Group projects have to be everyone's most dreaded assignments that can be given in a class. There are so many reasons why they suck, but here are just a few that top everyone's lists.
One person never does anything
Seriously, you always have that one person who is never at group meetings and if they do anything it tends to be the bare minimum.
Working around multiple schedules
Most successful group projects require everyone working together to make a coherent, flowing project. However, trying to meet when everyone has different class schedules, organization commitments, jobs, and other priorities can make this extremely difficult.
Picking a group
We've all had that one class where you know no one and you're currently sitting there in a panic over whether you will be chosen or have a group. Now I'm freaking out from the second-hand stress.
Assigned groups can be good at getting rid of the anxiety of trying to find a group. However, you could also get the people in the class that haven't shown up for 90% of the classes and aren't really going to do anything.
Scrambling last minute to get things done
Someone didn't do their part, and now you're sitting in front of your laptop rushing to get a decent project together.
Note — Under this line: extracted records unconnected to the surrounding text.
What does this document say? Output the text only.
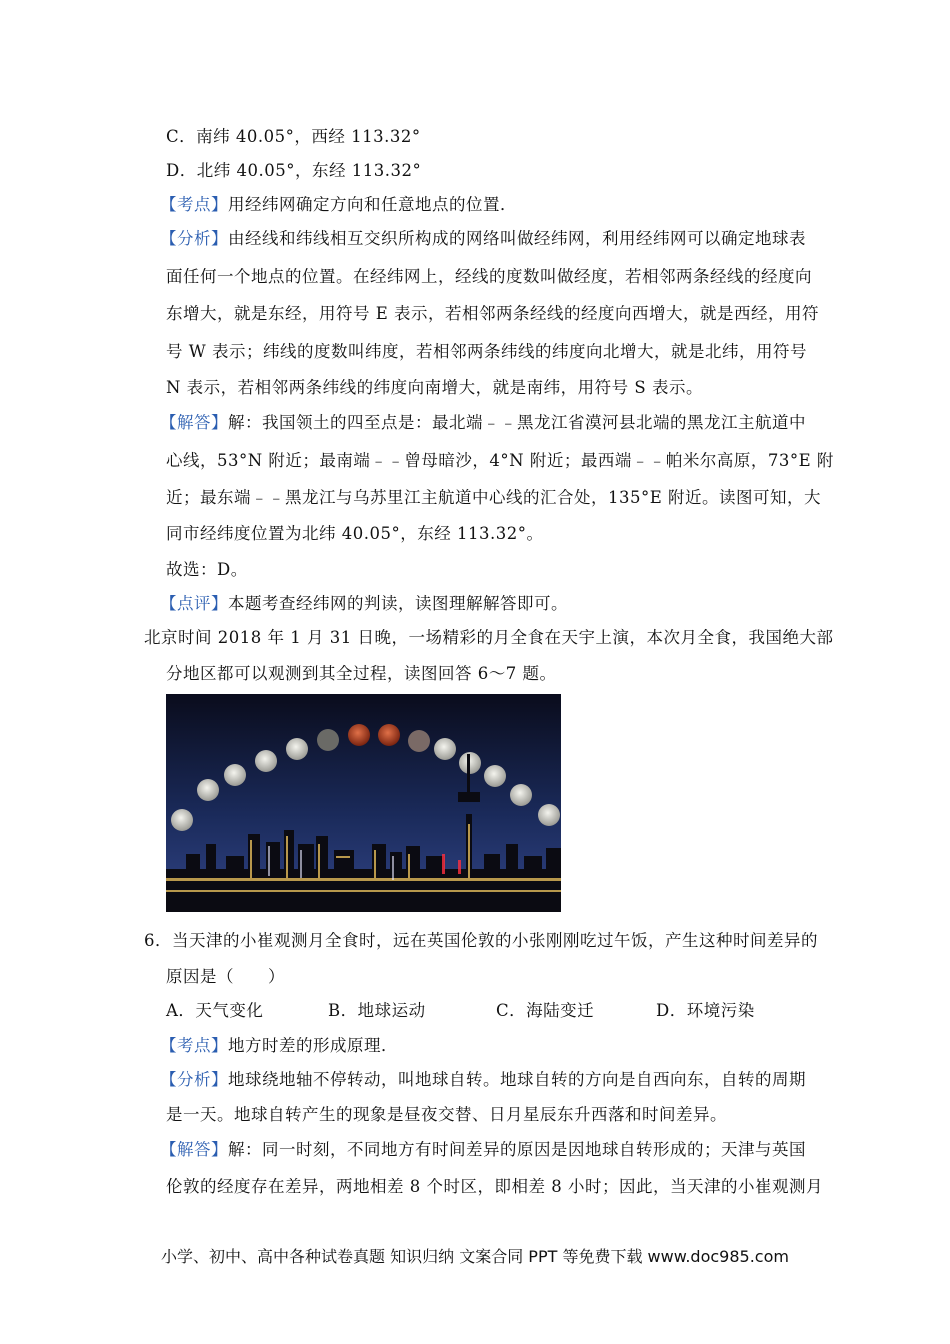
C．南纬 40.05°，西经 113.32°
D．北纬 40.05°，东经 113.32°
【考点】用经纬网确定方向和任意地点的位置．
【分析】由经线和纬线相互交织所构成的网络叫做经纬网，利用经纬网可以确定地球表
面任何一个地点的位置。在经纬网上，经线的度数叫做经度，若相邻两条经线的经度向
东增大，就是东经，用符号 E 表示，若相邻两条经线的经度向西增大，就是西经，用符
号 W 表示；纬线的度数叫纬度，若相邻两条纬线的纬度向北增大，就是北纬，用符号
N 表示，若相邻两条纬线的纬度向南增大，就是南纬，用符号 S 表示。
【解答】解：我国领土的四至点是：最北端﹣﹣黑龙江省漠河县北端的黑龙江主航道中
心线，53°N 附近；最南端﹣﹣曾母暗沙，4°N 附近；最西端﹣﹣帕米尔高原，73°E 附
近；最东端﹣﹣黑龙江与乌苏里江主航道中心线的汇合处，135°E 附近。读图可知，大
同市经纬度位置为北纬 40.05°，东经 113.32°。
故选：D。
【点评】本题考查经纬网的判读，读图理解解答即可。
北京时间 2018 年 1 月 31 日晚，一场精彩的月全食在天宇上演，本次月全食，我国绝大部
分地区都可以观测到其全过程，读图回答 6～7 题。
6．当天津的小崔观测月全食时，远在英国伦敦的小张刚刚吃过午饭，产生这种时间差异的
原因是（　　）
A．天气变化	B．地球运动	C．海陆变迁	D．环境污染
【考点】地方时差的形成原理．
【分析】地球绕地轴不停转动，叫地球自转。地球自转的方向是自西向东，自转的周期
是一天。地球自转产生的现象是昼夜交替、日月星辰东升西落和时间差异。
【解答】解：同一时刻，不同地方有时间差异的原因是因地球自转形成的；天津与英国
伦敦的经度存在差异，两地相差 8 个时区，即相差 8 小时；因此，当天津的小崔观测月
小学、初中、高中各种试卷真题 知识归纳 文案合同 PPT 等免费下载 www.doc985.com
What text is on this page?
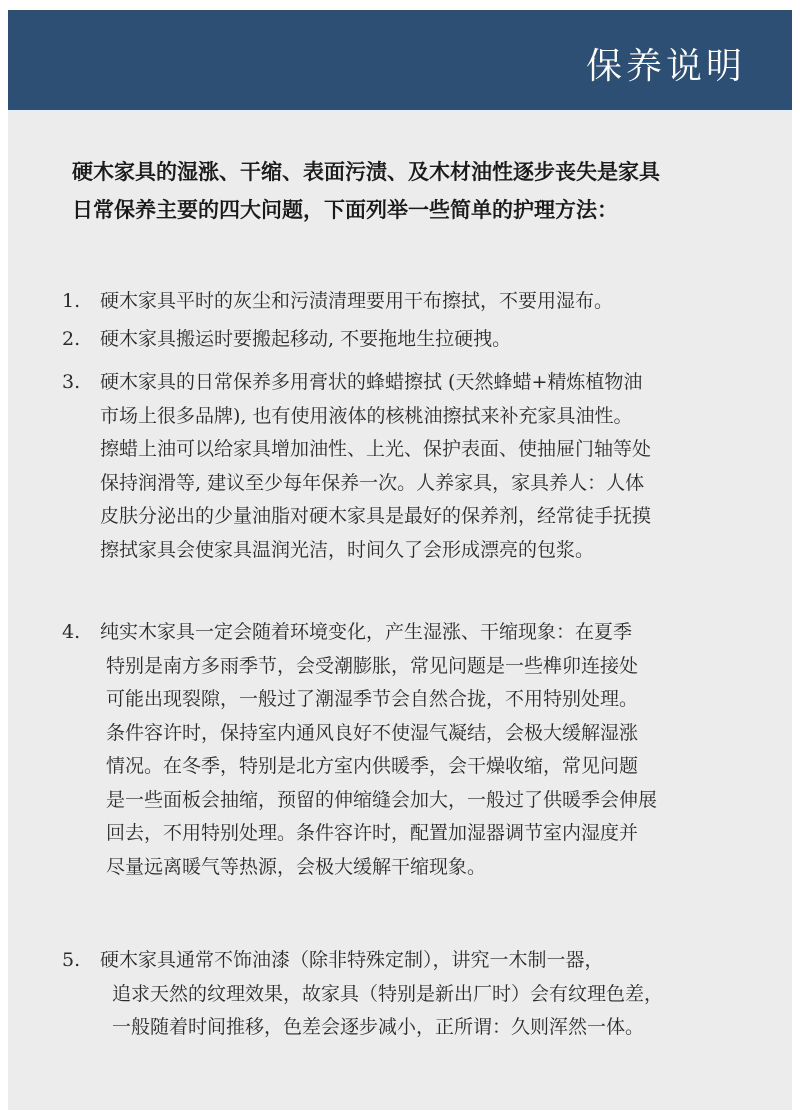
保养说明
硬木家具的湿涨、干缩、表面污渍、及木材油性逐步丧失是家具
日常保养主要的四大问题，下面列举一些简单的护理方法：
1.	硬木家具平时的灰尘和污渍清理要用干布擦拭，不要用湿布。
2.	硬木家具搬运时要搬起移动, 不要拖地生拉硬拽。
3.	硬木家具的日常保养多用膏状的蜂蜡擦拭 (天然蜂蜡+精炼植物油
市场上很多品牌), 也有使用液体的核桃油擦拭来补充家具油性。
擦蜡上油可以给家具增加油性、上光、保护表面、使抽屉门轴等处
保持润滑等, 建议至少每年保养一次。人养家具，家具养人：人体
皮肤分泌出的少量油脂对硬木家具是最好的保养剂，经常徒手抚摸
擦拭家具会使家具温润光洁，时间久了会形成漂亮的包浆。
4.	纯实木家具一定会随着环境变化，产生湿涨、干缩现象：在夏季
特别是南方多雨季节，会受潮膨胀，常见问题是一些榫卯连接处
可能出现裂隙，一般过了潮湿季节会自然合拢，不用特别处理。
条件容许时，保持室内通风良好不使湿气凝结，会极大缓解湿涨
情况。在冬季，特别是北方室内供暖季，会干燥收缩，常见问题
是一些面板会抽缩，预留的伸缩缝会加大，一般过了供暖季会伸展
回去，不用特别处理。条件容许时，配置加湿器调节室内湿度并
尽量远离暖气等热源，会极大缓解干缩现象。
5.	硬木家具通常不饰油漆（除非特殊定制），讲究一木制一器，
追求天然的纹理效果，故家具（特别是新出厂时）会有纹理色差，
一般随着时间推移，色差会逐步减小，正所谓：久则浑然一体。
The professor telling you to deal with a problem-person
Literally, we've all had that professor that tells you to just suck it up when someone isn't pulling their weight because that's how it will be in the real world. I highly doubt this, but also you're here to help teach us how to deal with this stuff. So, maybe have some type of plan for how to deal with someone who is taking credit for others work.
This is especially tricky when the group is more than two as now you're trying to communicate between multiple people. Sometimes they don't respond. Others don't show up. There is even that frustration of trying to relay over an hour long group meeting to the one person who wasn't there.
Personally, I know I want to see the entire project and help out with anything I can because you're being graded on the project as a whole, not on just the part you did. It also helps to make sure everyone knows the project and the basics of everyone's part so that when asked questions anyone can respond accurately.
THAT person that doesn't tell anyone they're not going to be there the day of the presentation, so you're stuck presenting their part even though you have limited to no knowledge of their part.
I have social anxiety and anyone else who have anxiety can relate to wanting to have some semblance of control over your work. When you're in a group, you relinquish that right and honestly, it causes a lot more stress than working alone does.
Overall, group projects are something professors seem to do for their reasoning being to prepare us for the future. However, it seems too many don't take into account the emotional distress it causes and trying to best create a group project that will handle some of these aspects, so students aren't ready to pull their own hair out.